Lee Chen, a rising third-year Ph.D. student in the Computer Science Department at Rice University, was in his junior year of a double major in molecular biology and math at Wesleyan University when he realized he enjoyed analyzing data more than collecting it.
“The optics lab where we worked was in a dark basement where we’d excite our samples using lasers and observe them,” he said. “It is so important to get pure data. We were working long hours, perfecting our data collection techniques, and producing large amounts of data. In my third year, I realized how much more excited I got about analyzing versus collecting the data.”
When Chen recognized his interests led in a slightly different direction, it was too late to change his major. He enjoyed studying STEM subjects in Wesleyan’s liberal arts environment, so it was not difficult to complete his dual degree programs while exploring graduate schools where he could specialize in data analysis.
Although he had done simple coding on side projects, his first programming class was a bioinformatics course in his senior year at Wesleyan. “Bioinformatics offered in Wesleyan was like an introductory programming class with applications in biology,” he said. “I realized if I ever wanted to work in bioinformatics, I’d need a computer science background.”
He looked for universities offering either a professional master’s in bioinformatics or a Ph.D. program in computer science, and chose Rice’s CS department after visiting during a recruiting weekend. Chen said, “I knew I wanted a good balance of student life and academics. During Rice’s recruiting weekend, I chatted with a fair number of students who had time to do other things after work, and they had a variety of interests. That relaxed atmosphere felt right – especially one night we were hanging out pretty late at Star Pizza and no one was having to rush back to their lab. Also, Luay [Nakhleh, Chen’s adviser] is a front-runner in a lot of bioinformatics research.”
Chen was drawn to bioinformatics because it combined his previous experience in biology with his newly discovered interest in using computer science to solve problems. “I had majored in molecular biology because I liked it, then realized the lab work of molecular biology wasn’t as interesting to me as I had expected. But combining the pure academic interest in biology with my interest in finding solutions to existing problems, that’s the best of both worlds.”
He also hoped to find or build a community of friends at Rice. He said that undergraduate programs at schools like Wesleyan and Rice pitch communities at new students in ways that make it easy to get involved and find a group of friends.
“But as a graduate student, you have to be more proactive and spend energy to create those same types of interactions. Rice has a healthy lifestyle for its graduate students, but even Rice’s Ph.D. program can become tiring and wearing –and you need a support network. If you don’t have a group of friends you are close to, you miss out on a lot of that support.”
In his first semester as a graduate student at Rice, the Computer Science Graduate Student Association (CSGSA) hosted a board games night and Chen attended for the social aspect even though he hadn’t played board games before. He said, “I realized there was a community of students who enjoyed relaxing and playing board games. I was part of it even though board games hadn’t been on my radar before.”
The following semester’s CSGSA Board Games Night was less well attended, and Lee realized the pool of potential members needed to expand. He asked about a campus-wide games club and was surprised none existed, so he started organizing his own events. “I thought if I enjoyed the games, I would probably enjoy the people who came to play; that is how I’d made friends in the past, through shared interests. So I hosted a Halloween game night at the Rice Graduate Apartments and had a good turnout.”
In his first year at Rice, Chen said the campus-wide GSA included board games nights as part of their events leading up to Beer Bike, and a sub-community quickly developed around the games.

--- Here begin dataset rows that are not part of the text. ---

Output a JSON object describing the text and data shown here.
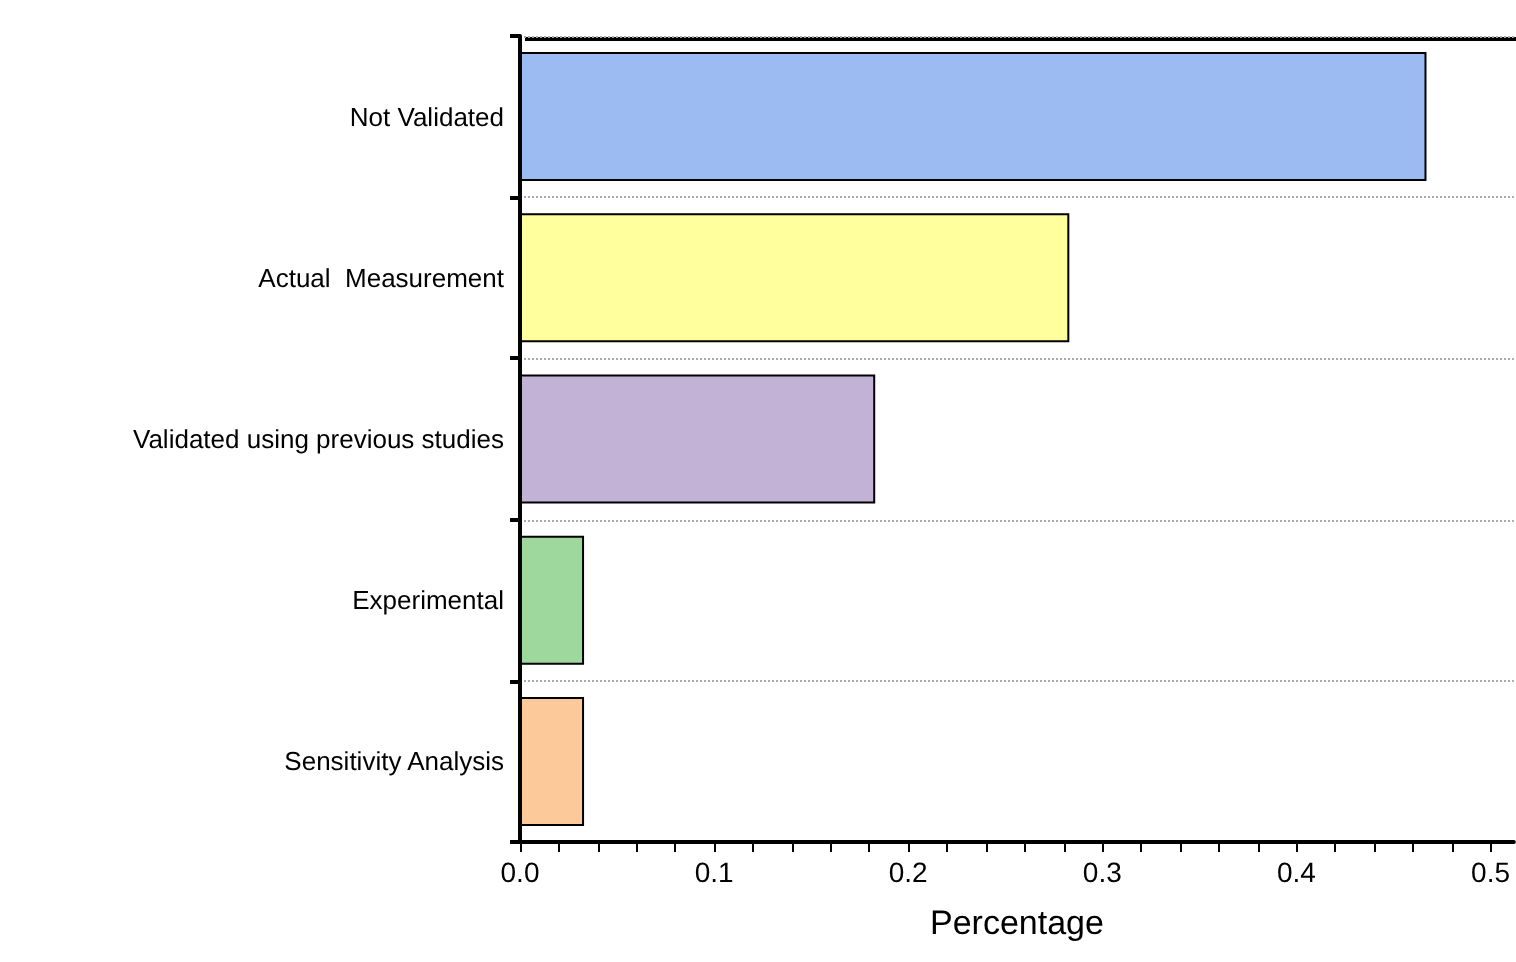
{
  "chart_data": {
    "type": "bar",
    "orientation": "horizontal",
    "xlabel": "Percentage",
    "categories": [
      "Not Validated",
      "Actual  Measurement",
      "Validated using previous studies",
      "Experimental",
      "Sensitivity Analysis"
    ],
    "values": [
      0.467,
      0.283,
      0.183,
      0.033,
      0.033
    ],
    "colors": [
      "#9bbbf2",
      "#ffff9e",
      "#c2b2d6",
      "#9fd89c",
      "#fbc99a"
    ],
    "xlim": [
      0,
      0.512
    ],
    "xticks": [
      {
        "value": 0,
        "label": "0.0"
      },
      {
        "value": 0.1,
        "label": "0.1"
      },
      {
        "value": 0.2,
        "label": "0.2"
      },
      {
        "value": 0.3,
        "label": "0.3"
      },
      {
        "value": 0.4,
        "label": "0.4"
      },
      {
        "value": 0.5,
        "label": "0.5"
      }
    ],
    "grid": "y"
  }
}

Then the GSA’s game nights ended with Beer Bike. Chen said, “that community could have continued, but without the catalyst of the games activity, the friends friendships that were forming just ended.”

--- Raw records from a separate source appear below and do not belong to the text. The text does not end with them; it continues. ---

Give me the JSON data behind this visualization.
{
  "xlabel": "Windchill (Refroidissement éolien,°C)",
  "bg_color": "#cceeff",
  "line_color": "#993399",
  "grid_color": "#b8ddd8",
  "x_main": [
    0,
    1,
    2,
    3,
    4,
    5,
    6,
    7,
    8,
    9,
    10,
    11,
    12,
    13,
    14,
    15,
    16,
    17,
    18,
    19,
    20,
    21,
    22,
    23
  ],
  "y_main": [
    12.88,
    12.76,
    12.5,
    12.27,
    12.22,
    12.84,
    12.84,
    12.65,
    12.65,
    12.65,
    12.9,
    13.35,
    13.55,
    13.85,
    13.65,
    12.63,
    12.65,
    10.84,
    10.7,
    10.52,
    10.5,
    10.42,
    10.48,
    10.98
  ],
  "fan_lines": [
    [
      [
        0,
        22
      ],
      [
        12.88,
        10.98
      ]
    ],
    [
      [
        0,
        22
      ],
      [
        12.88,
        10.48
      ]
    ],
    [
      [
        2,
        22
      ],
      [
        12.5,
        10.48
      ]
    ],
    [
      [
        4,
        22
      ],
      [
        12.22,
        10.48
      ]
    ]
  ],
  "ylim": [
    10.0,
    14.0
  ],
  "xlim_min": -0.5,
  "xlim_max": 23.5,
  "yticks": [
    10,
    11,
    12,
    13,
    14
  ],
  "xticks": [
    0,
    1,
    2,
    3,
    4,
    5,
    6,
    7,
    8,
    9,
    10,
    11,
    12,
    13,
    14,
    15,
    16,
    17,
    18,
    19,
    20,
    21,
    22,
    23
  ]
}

So Chen launched GradGames. He said, “It isn’t strictly a board games club, we always offer a combination of games that include at least one a video game or other type of game. And once a semester, we host an outing outside the Rice campus. Going to places like the McGovern Centennial Garden in Hermann Park and downtown Houston lets people who don’t usually play board and video games get involved and meet others in the community.”
Chen said each event is well attended and he expects the members will continue suggesting different games and outings because their interest remains high. “It’s been inspiring to see the difference the club is making. The students who attend are genuinely happy to be part of the community we’ve helped foster.”

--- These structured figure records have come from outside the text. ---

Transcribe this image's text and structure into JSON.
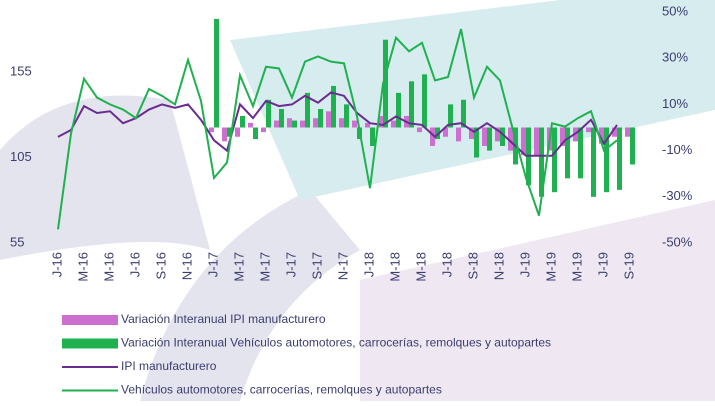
{
  "chart_data": {
    "type": "bar",
    "categories": [
      "J-16",
      null,
      "M-16",
      null,
      "M-16",
      null,
      "J-16",
      null,
      "S-16",
      null,
      "N-16",
      null,
      "J-17",
      null,
      "M-17",
      null,
      "M-17",
      null,
      "J-17",
      null,
      "S-17",
      null,
      "N-17",
      null,
      "J-18",
      null,
      "M-18",
      null,
      "M-18",
      null,
      "J-18",
      null,
      "S-18",
      null,
      "N-18",
      null,
      "J-19",
      null,
      "M-19",
      null,
      "M-19",
      null,
      "J-19",
      null,
      "S-19"
    ],
    "ylim": [
      55,
      190
    ],
    "yticks": [
      55,
      105,
      155
    ],
    "y2lim": [
      -50,
      50
    ],
    "y2ticks": [
      {
        "value": 50,
        "label": "50%"
      },
      {
        "value": 30,
        "label": "30%"
      },
      {
        "value": 10,
        "label": "10%"
      },
      {
        "value": -10,
        "label": "-10%"
      },
      {
        "value": -30,
        "label": "-30%"
      },
      {
        "value": -50,
        "label": "-50%"
      }
    ],
    "series": [
      {
        "name": "Variación Interanual IPI manufacturero",
        "type": "bar",
        "axis": "y2",
        "color": "#cc6fcf",
        "values": [
          null,
          null,
          null,
          null,
          null,
          null,
          null,
          null,
          null,
          null,
          null,
          null,
          -2,
          -6,
          -4,
          2,
          -2,
          3,
          4,
          3,
          4,
          7,
          4,
          3,
          2,
          5,
          3,
          5,
          -2,
          -8,
          -4,
          -6,
          -5,
          -8,
          -6,
          -10,
          -12,
          -12,
          -10,
          -8,
          -6,
          -2,
          -7,
          -4,
          -4
        ]
      },
      {
        "name": "Variación Interanual Vehículos automotores, carrocerías, remolques y autopartes",
        "type": "bar",
        "axis": "y2",
        "color": "#1fb14f",
        "values": [
          null,
          null,
          null,
          null,
          null,
          null,
          null,
          null,
          null,
          null,
          null,
          null,
          47,
          -4,
          5,
          -5,
          12,
          8,
          3,
          15,
          8,
          18,
          10,
          -5,
          -8,
          38,
          15,
          20,
          23,
          -5,
          10,
          12,
          -13,
          -10,
          -8,
          -16,
          -25,
          -30,
          -28,
          -22,
          -22,
          -30,
          -28,
          -27,
          -16
        ]
      },
      {
        "name": "IPI manufacturero",
        "type": "line",
        "color": "#6a2c91",
        "values": [
          117,
          121,
          135,
          131,
          132,
          125,
          128,
          133,
          136,
          134,
          136,
          127,
          115,
          109,
          136,
          128,
          138,
          135,
          136,
          141,
          137,
          143,
          141,
          131,
          125,
          124,
          129,
          125,
          124,
          117,
          124,
          125,
          120,
          125,
          120,
          113,
          106,
          106,
          106,
          115,
          120,
          127,
          113,
          124,
          null
        ]
      },
      {
        "name": "Vehículos automotores, carrocerías, remolques y autopartes",
        "type": "line",
        "color": "#1fb14f",
        "values": [
          63,
          119,
          151,
          140,
          136,
          133,
          128,
          145,
          141,
          136,
          162,
          138,
          93,
          102,
          153,
          135,
          158,
          157,
          140,
          161,
          164,
          161,
          160,
          129,
          87,
          148,
          175,
          167,
          172,
          150,
          152,
          180,
          140,
          158,
          150,
          121,
          93,
          71,
          125,
          123,
          128,
          132,
          109,
          115,
          null
        ]
      }
    ]
  }
}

He worked closely with the GSA officers to ensure game nights were included again in this year’s events leading up to Beer Bike. “It is nice to have alternative events that are not centered around Valhalla available, and the GradGames community was happy to provide it.”
In April, Chen was one of six students recognized by the GSA for their service and achievements on behalf of graduate students. “I may have received the award because of the community I had started around the GradGames,” he said. “But the real contribution came from the community and enthusiasm of the members.”